IPI extremely concerned by deteriorating conditions facing journalists in Afghanistan
By: Sasu Siegelbaum, IPI Contributor
VIENNA, July 17, 2013—According to a press release issued by the Afghanistan Journalist Centre, Kabul police released Mandegar newspaper reporter Azizu Rhaman Sakhizadeh from detention today. Sakhizadeh had reportedly been under police custody for more than 11 days and was subject to several hours of police interrogation Wednesday prior to his release.
VIENNA, July 16, 2013—The International Press Institute (IPI) expressed concern today for the state of press freedom in Afghanistan following an increase in violence and the institution of criminal proceedings against journalists there, including the arrest of a reporter for the Kabul-based daily newspaper Mandegar and the sentencing of the newspaper’s editor to a prison term for reporting on alleged fraud during the country’s 2009 presidential election.

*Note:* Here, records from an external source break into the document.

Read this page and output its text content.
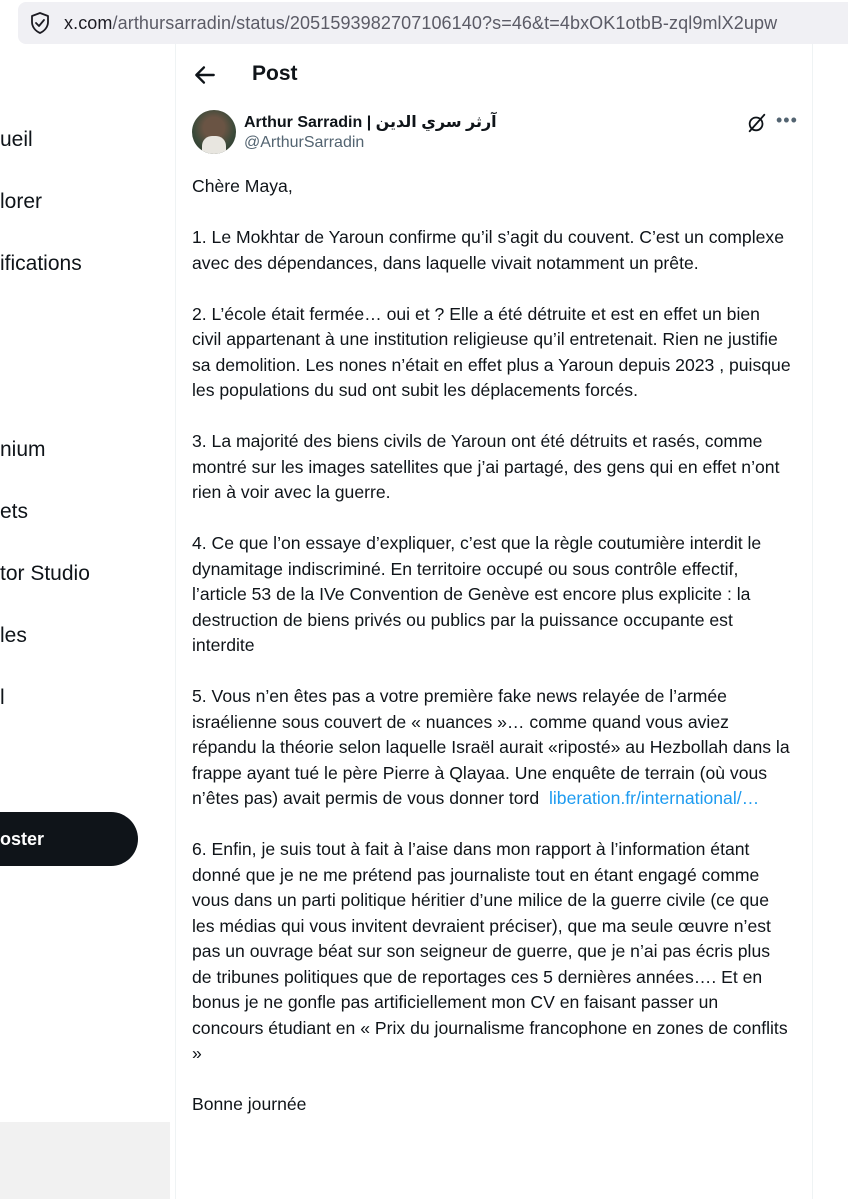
x.com/arthursarradin/status/2051593982707106140?s=46&t=4bxOK1otbB-zql9mlX2upw
ueil
lorer
ifications
nium
ets
tor Studio
les
l
oster
Post
Arthur Sarradin | آرثر سري الدين
@ArthurSarradin
•••

Chère Maya,

1. Le Mokhtar de Yaroun confirme qu’il s’agit du couvent. C’est un complexe avec des dépendances, dans laquelle vivait notamment un prête.

2. L’école était fermée… oui et ? Elle a été détruite et est en effet un bien civil appartenant à une institution religieuse qu’il entretenait. Rien ne justifie sa demolition. Les nones n’était en effet plus a Yaroun depuis 2023 , puisque les populations du sud ont subit les déplacements forcés.

3. La majorité des biens civils de Yaroun ont été détruits et rasés, comme montré sur les images satellites que j’ai partagé, des gens qui en effet n’ont rien à voir avec la guerre.

4. Ce que l’on essaye d’expliquer, c’est que la règle coutumière interdit le dynamitage indiscriminé. En territoire occupé ou sous contrôle effectif, l’article 53 de la IVe Convention de Genève est encore plus explicite : la destruction de biens privés ou publics par la puissance occupante est interdite

5. Vous n’en êtes pas a votre première fake news relayée de l’armée israélienne sous couvert de « nuances »… comme quand vous aviez répandu la théorie selon laquelle Israël aurait «riposté» au Hezbollah dans la frappe ayant tué le père Pierre à Qlayaa. Une enquête de terrain (où vous n’êtes pas) avait permis de vous donner tord liberation.fr/international/…

6. Enfin, je suis tout à fait à l’aise dans mon rapport à l’information étant donné que je ne me prétend pas journaliste tout en étant engagé comme vous dans un parti politique héritier d’une milice de la guerre civile (ce que les médias qui vous invitent devraient préciser), que ma seule œuvre n’est pas un ouvrage béat sur son seigneur de guerre, que je n’ai pas écris plus de tribunes politiques que de reportages ces 5 dernières années…. Et en bonus je ne gonfle pas artificiellement mon CV en faisant passer un concours étudiant en « Prix du journalisme francophone en zones de conflits »

Bonne journée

According to a July 11 report published in Persian by the Afghan freedom of expression civil society organisation Afghanistan Journalist Centre (AFJC), Mandegar reporter Azizu Rhaman Sakhizadeh was arrested on July 5 following a judicial complaint from the attorney general’s office in Kabul.
The investigative department of the attorney general’s office ordered Sakhizadeh’s arrest in connection with a libel complaint filed by Azizullah Ludin, head of the Afghan government’s High Office of Oversight and Anti-Corruption (HOAC). Ludin filed the judicial complaint in response to a May 29 story alleging corruption among senior officials in the HOAC, despite Mandegar’s publication of Ludin’s written response to the story five days after it appeared in print.
Mandegar Editor-in-Chief Nazari Paryani told the AFJC that on July 16 the Ministry of Information and Culture invited him to participate in a “Media Complaint Commission” panel to review Ludin’s complaint against Sakhizadeh.
“I was invited to session to defend from Sakhizadeh against Ludin’s complaint, but since this commission has no legal base, I don’t want to participate at its panel and will not accept whatever comes out of it,” Paryani said.
Ludin is also involved in a separate judicial complaint against Paryani. On the same day as Sakhizadeh’s arrest, Paryani was sentenced to two-and-a-half years in prison for publishing a story that alleged fraud in the 2009 presidential election.
According to the AFJC, Paryani received a phone call from his attorney notifying him that he had been given the 30-month jail sentence in absentia on June 5. Paryani, who has appealed the sentence, said that he was never aware of the original trial, held in his absence on March 2.
Speaking to IPI, Ahmad Quraishi, executive director of the AFJC referred to the actions against the two Mandegar employees as “illegal and in violation of the freedom of press in the country.” He added: “We ask the Afghan government to release the reporter immediately and stop the prosecution of its editor-in-chief.”
Quraishi also told IPI that the cases were illegal because, under the Afghan Media Law, all media-related complaints should be processed first by the country’s Media Commission, which may then refer the complaints to the judiciary if the Commission deems that to be warranted. Quraishi added that the Media Commission had yet to be set up and therefore the “arresting of a journalist, following a complaint and without being reviewed by the Media Commission is an act against the law”.
The past three months have been extremely dangerous for Afghan journalists, according to the AFJC, which has recorded 15 incidents of violence against journalists, including two murders, respectively, in the Kunduz and Kapisa provinces during that period.
IPI today said it views both the increasing violence and legal proceedings against journalists as matters of serious concern.
“These arrests come at a time of increasing pressure on journalists in a country that has failed to adequately protect them from both political and physical attacks,” IPI Press Freedom Manager Barbara Trionfi said. “Left unchecked, these conditions will severely curtail journalists’ abilities to deliver accurate and relevant information to the public, and thereby threaten the future of democracy in Afghanistan”.